Breaking News – Oerlikon Manmade Fibres Segment will undergo structural adaptation

Breaking News

Oerlikon Manmade Fibres Segment will undergo structural adaptation

At Oerlikon’s Investor Day the following comment was made on its Manmade Fibres Segement

The Manmade Fibers Segment is a global market leader in polymer processing and plant engineering for the production of chemical fibres. The Segment holds a market share of approximately 50 % and 22 of the 25 largest manmade-fibre producers in the world, which account for more than 60 % of filament and fibre production, are customers of the Segment. Despite current market normalization, the market fundamentals for chemical fibers are attractive, supported by strong sustainable structural growth and demand. The Segment addresses a market of CHF 2.2 billion (Oerlikon estimate based on PCI studies on fiber and polymer consummations) and benefits from growth in filament, technical textiles, geotextiles and carpet yarn (BCF) applications. Additional opportunities are seen in new applications such as nonwoven technologies used in the area of water and air filtration, and more energy-efficient and resource-effective production solutions such as recycling technologies. The Segment recently announced the formation of a joint venture with the Chinese company Huitong, enabling the Segment, as the only company in the world, to offer from a single source comprehensive industrial solutions, from the polymerization to the finished end products in the chemical fiber spinning or PET packaging industry. 

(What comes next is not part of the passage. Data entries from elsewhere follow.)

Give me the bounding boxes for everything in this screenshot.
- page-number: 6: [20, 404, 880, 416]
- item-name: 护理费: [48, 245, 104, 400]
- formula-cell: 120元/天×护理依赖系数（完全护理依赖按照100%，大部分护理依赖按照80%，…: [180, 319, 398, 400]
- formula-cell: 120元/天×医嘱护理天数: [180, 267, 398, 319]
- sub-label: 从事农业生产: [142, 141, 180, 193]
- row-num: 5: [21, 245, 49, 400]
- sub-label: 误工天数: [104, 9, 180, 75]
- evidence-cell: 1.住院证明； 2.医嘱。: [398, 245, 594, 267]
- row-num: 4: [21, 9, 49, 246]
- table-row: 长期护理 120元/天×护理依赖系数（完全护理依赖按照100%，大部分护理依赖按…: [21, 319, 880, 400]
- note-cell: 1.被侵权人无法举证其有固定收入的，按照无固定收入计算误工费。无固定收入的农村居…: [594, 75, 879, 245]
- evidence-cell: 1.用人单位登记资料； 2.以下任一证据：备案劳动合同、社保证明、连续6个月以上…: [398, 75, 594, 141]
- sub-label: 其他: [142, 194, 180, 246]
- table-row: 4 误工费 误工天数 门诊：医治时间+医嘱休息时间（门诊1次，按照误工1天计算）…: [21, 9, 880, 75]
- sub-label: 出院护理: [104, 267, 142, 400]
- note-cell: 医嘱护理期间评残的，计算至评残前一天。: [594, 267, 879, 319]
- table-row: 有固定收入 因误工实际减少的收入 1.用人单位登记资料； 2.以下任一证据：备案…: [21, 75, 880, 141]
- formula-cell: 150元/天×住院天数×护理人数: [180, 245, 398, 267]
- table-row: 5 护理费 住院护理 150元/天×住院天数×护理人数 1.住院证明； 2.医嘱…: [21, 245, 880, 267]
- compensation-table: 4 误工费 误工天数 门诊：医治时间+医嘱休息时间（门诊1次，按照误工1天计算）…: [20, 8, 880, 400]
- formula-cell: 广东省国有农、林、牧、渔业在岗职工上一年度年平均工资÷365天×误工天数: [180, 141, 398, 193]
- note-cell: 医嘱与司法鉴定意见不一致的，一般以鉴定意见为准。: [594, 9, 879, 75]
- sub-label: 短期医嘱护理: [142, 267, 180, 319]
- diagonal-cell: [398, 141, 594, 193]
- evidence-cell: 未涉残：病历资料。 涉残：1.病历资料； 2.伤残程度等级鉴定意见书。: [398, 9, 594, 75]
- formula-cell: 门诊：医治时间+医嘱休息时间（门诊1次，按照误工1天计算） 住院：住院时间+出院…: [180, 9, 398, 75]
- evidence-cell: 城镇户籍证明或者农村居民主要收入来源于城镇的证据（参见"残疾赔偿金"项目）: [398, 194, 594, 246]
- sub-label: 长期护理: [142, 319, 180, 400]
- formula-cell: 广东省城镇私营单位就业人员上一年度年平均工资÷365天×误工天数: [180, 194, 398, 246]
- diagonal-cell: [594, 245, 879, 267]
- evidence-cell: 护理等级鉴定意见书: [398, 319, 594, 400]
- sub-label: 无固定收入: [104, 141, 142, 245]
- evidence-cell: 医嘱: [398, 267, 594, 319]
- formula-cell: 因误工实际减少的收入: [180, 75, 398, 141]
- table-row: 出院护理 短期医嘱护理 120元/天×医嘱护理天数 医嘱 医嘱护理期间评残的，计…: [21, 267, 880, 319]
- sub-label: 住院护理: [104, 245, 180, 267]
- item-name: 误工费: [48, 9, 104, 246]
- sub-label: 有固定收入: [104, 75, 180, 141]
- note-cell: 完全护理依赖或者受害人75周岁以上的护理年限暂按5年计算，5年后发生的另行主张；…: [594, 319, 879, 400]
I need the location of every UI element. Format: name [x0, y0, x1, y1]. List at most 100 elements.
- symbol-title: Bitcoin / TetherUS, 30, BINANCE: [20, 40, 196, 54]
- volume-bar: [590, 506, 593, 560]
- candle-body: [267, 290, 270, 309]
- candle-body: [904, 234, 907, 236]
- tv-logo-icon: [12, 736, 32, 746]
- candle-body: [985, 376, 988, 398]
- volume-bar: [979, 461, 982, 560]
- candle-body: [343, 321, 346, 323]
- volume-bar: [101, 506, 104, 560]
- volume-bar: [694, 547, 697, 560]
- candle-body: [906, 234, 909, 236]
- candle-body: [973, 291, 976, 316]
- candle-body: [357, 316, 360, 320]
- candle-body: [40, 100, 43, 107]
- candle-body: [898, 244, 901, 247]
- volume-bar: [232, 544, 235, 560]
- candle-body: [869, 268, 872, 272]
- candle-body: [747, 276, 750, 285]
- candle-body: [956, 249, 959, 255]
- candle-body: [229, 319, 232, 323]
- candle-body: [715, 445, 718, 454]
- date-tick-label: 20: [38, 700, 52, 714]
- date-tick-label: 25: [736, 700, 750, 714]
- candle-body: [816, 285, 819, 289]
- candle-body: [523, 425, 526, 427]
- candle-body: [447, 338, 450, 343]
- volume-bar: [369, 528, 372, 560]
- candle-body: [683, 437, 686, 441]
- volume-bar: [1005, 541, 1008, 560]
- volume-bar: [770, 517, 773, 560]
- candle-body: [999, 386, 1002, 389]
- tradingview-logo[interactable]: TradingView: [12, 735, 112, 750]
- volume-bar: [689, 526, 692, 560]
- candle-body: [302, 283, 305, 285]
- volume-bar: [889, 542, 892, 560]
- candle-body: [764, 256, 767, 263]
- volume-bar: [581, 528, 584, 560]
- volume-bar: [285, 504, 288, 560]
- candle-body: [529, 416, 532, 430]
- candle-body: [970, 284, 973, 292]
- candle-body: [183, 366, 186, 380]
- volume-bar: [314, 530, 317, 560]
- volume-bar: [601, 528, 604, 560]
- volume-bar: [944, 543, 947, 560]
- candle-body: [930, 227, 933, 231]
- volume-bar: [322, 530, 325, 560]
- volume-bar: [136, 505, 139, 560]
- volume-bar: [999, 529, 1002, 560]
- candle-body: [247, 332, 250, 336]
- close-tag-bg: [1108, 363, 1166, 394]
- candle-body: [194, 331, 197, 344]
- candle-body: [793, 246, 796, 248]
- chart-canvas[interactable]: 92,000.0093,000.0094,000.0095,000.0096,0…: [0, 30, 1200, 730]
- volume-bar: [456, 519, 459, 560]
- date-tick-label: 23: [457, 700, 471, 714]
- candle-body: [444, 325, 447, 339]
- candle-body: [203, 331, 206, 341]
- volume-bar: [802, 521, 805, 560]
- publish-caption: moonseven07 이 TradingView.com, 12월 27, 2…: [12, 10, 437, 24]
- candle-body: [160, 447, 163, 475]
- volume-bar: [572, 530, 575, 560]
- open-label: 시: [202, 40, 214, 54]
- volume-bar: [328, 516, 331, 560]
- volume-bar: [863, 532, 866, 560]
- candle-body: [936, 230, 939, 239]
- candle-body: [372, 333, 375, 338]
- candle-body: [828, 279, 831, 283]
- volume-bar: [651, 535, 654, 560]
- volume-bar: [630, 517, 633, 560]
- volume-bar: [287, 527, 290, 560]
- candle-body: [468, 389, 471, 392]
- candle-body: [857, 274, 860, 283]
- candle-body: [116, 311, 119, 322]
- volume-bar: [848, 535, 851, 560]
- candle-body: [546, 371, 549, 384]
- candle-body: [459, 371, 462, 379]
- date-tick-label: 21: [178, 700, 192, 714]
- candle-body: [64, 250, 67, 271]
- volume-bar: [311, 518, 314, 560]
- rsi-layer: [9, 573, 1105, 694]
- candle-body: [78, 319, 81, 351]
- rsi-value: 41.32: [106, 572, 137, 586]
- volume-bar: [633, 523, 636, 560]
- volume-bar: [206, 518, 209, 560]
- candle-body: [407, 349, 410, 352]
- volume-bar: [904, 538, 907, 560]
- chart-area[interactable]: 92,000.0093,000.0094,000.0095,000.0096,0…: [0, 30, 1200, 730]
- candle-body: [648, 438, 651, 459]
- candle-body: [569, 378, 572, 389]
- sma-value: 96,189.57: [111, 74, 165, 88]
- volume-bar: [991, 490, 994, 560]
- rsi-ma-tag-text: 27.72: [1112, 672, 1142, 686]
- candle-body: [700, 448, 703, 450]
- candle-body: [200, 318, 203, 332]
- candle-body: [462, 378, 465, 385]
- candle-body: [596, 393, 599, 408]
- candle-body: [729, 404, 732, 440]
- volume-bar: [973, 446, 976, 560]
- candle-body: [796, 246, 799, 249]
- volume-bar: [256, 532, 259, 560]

While the Manmade Fibers Segment is well-positioned to benefit from an increasing market demand in the future, the current sharp downturn in the industry, especially in China, and the ongoing weakness in the crude oil market have resulted in a need to adapt the Segment’s structure. The Segment will manage this cycle by lowering its cost base measurably by the end of 2016. These measures and operational excellence initiatives will generate important savings from improvements in productivity, and allow for an important margin contribution in a very demanding market environment. The market is not expected to recover until 2018, when China’s five-year plan is predicted to support new investments in polymer technologies; however, the Segment aims to gain an increase in market share during that period.

Structural changes and operational excellence initiatives in the Manmade Fibers and Drive Systems Segments expected to deliver gross savings of up to CHF 100 million for the Group starting from 2016, with one-time costs in the range of CHF 90 to 100 million to be incurred in 2015. Reorganization of the Drive Systems Segment and the weakness in the Segment’s end-markets will lead to a non-cash charge related to goodwill impairment of around CHF 470 million in 2015.